Ha ha
So YOU think we're not central, but that, as you say is an Anglocentric
view.
Not only are we currently in the throws of a ginormous training dig, but a
team from University of Southern Maine arrives to carry out survey for the
second year running (with 2-3 lecturers and assorted students) in a couple
of weeks. We're also working with Roskilde Ship Museum and involving
Copenhagen and Arhus students as well as Danish staff, doing
excavation/survey.
Meanwhile I've been invited to Barbados in January to speak at an
educational event, (I gest not), "selling" potential educational projects to
interested parties from all over the world.
So sorry Anglophiles - face it, we ARE the centre of the world!!
Cheers
Val
Val Turner
Regional Archaeologist, Shetland
Shetland Amenity Trust
Garthspool
Lerwick
Shetland ZE1 ONY
01595 694688
-----Original Message-----
From: Issues related to Sites & Monuments Records
[mailto:[log in to unmask]]On Behalf Of Wardle, Chris (DSD)
Sent: 04 July 2003 13:21
To: [log in to unmask]
Subject: Research Digs in Britain
Hi,
It's Friday lunchtime and time for some musing on my behalf that perhaps
colleague up and down Britain might provide answers.
As far as I'm aware there are relatively few research excavations in this
country. Those that there are mainly training digs often carried out in the
furthest flung corners of these isles (e.g. Shetlands and the Orkney -Yes I
know this is Anglocentric. Apologies for those of you in the Highlands and
the Isles who think themselves as being more central.) at the back end of
the summer term. During the vac. many of the academics who run these digs
decamp to more exotic locations in order to further their special research
topics. Many go to the Med. but some go even further afield (e.g. South
America, and in one recently publicised case Madagascar)

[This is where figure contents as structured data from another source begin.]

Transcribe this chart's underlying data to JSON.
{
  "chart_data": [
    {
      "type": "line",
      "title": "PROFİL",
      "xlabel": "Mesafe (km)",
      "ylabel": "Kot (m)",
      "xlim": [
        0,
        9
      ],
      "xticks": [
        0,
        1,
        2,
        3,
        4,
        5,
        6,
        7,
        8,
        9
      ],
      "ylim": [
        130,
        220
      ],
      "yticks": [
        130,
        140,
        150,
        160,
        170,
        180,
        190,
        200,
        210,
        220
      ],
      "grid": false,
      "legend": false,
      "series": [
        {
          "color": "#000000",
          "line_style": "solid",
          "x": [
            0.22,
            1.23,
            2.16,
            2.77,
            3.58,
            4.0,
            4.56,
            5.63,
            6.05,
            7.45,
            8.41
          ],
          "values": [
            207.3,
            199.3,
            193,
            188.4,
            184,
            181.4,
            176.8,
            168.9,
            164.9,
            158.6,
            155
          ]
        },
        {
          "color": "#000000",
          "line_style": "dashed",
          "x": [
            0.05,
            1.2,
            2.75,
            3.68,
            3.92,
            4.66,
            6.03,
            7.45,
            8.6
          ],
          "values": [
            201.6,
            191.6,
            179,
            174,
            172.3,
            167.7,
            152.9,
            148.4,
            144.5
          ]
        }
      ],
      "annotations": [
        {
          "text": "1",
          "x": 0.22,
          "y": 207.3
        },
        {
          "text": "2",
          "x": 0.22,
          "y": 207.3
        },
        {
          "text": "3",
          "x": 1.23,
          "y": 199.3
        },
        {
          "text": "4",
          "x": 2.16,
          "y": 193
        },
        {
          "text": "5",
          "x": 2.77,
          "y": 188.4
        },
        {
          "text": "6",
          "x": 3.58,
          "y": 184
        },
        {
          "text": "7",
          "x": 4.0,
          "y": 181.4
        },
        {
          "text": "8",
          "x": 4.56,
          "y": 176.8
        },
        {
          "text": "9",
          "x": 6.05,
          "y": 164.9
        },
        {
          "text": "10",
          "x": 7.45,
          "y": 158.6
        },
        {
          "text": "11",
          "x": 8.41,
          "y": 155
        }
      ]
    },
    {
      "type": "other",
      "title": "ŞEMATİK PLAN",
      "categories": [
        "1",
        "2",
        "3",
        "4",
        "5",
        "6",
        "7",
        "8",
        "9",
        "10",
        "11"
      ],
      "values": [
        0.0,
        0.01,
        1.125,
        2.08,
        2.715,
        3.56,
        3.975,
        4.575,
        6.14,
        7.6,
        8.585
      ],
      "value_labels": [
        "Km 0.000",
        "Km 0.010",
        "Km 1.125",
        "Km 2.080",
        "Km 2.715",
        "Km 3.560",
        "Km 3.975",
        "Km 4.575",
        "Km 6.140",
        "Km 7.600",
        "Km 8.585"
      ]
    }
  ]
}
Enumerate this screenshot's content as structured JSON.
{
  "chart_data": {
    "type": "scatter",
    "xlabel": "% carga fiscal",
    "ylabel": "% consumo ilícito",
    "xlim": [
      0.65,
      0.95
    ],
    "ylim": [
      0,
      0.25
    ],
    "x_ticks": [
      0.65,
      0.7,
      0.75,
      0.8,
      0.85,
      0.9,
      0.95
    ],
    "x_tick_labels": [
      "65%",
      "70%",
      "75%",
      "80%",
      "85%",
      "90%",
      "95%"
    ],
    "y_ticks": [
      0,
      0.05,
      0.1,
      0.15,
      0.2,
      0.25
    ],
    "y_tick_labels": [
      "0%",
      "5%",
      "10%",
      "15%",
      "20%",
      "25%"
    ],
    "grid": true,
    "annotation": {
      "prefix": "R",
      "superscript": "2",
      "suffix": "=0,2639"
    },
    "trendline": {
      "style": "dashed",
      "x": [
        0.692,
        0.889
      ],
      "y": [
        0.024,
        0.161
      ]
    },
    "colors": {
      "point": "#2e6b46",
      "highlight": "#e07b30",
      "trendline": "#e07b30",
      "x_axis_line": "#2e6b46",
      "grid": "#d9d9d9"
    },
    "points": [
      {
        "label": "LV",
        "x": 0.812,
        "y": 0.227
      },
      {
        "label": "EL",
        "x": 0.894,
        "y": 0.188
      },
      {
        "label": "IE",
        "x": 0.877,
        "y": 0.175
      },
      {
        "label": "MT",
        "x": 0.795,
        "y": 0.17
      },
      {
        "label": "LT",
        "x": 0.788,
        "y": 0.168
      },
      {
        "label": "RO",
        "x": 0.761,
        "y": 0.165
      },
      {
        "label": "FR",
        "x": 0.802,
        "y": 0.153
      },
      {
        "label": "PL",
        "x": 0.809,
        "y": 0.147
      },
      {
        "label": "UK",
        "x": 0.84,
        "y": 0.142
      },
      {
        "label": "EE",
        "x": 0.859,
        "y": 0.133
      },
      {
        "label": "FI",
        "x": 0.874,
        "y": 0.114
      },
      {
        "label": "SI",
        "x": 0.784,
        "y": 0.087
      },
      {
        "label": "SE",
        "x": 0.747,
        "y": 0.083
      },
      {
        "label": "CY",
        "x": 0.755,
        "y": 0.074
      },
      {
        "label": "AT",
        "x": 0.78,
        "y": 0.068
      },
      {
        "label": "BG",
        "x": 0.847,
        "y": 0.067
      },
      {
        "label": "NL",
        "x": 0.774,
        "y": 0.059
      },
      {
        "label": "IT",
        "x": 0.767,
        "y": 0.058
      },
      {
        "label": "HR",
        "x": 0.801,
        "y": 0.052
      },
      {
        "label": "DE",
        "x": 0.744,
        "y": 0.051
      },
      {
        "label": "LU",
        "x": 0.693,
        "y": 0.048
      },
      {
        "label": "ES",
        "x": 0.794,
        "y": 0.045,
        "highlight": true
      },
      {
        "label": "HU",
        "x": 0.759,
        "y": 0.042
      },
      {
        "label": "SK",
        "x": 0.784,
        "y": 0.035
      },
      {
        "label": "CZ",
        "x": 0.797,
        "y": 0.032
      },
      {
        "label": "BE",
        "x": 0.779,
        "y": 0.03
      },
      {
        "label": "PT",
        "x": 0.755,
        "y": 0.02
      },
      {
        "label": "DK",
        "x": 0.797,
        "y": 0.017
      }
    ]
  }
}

I don't have a problem with academics carrying out their research elsewhere,
but was wondering how rare it is for archaeologists from overseas to come to
Britain, with a bunch students, to dig or survey British monuments. I cannot
recall one instance. Does anyone out there know of a case?
Iif as, I suspect, it is the case, such instances are quite rare, why is
this so? Surely there are few areas that would not benefit from research
excavations. Are so insular that we don't permit foreign researchers? Or is
British archaeology so unattractive to overseas archaeologists?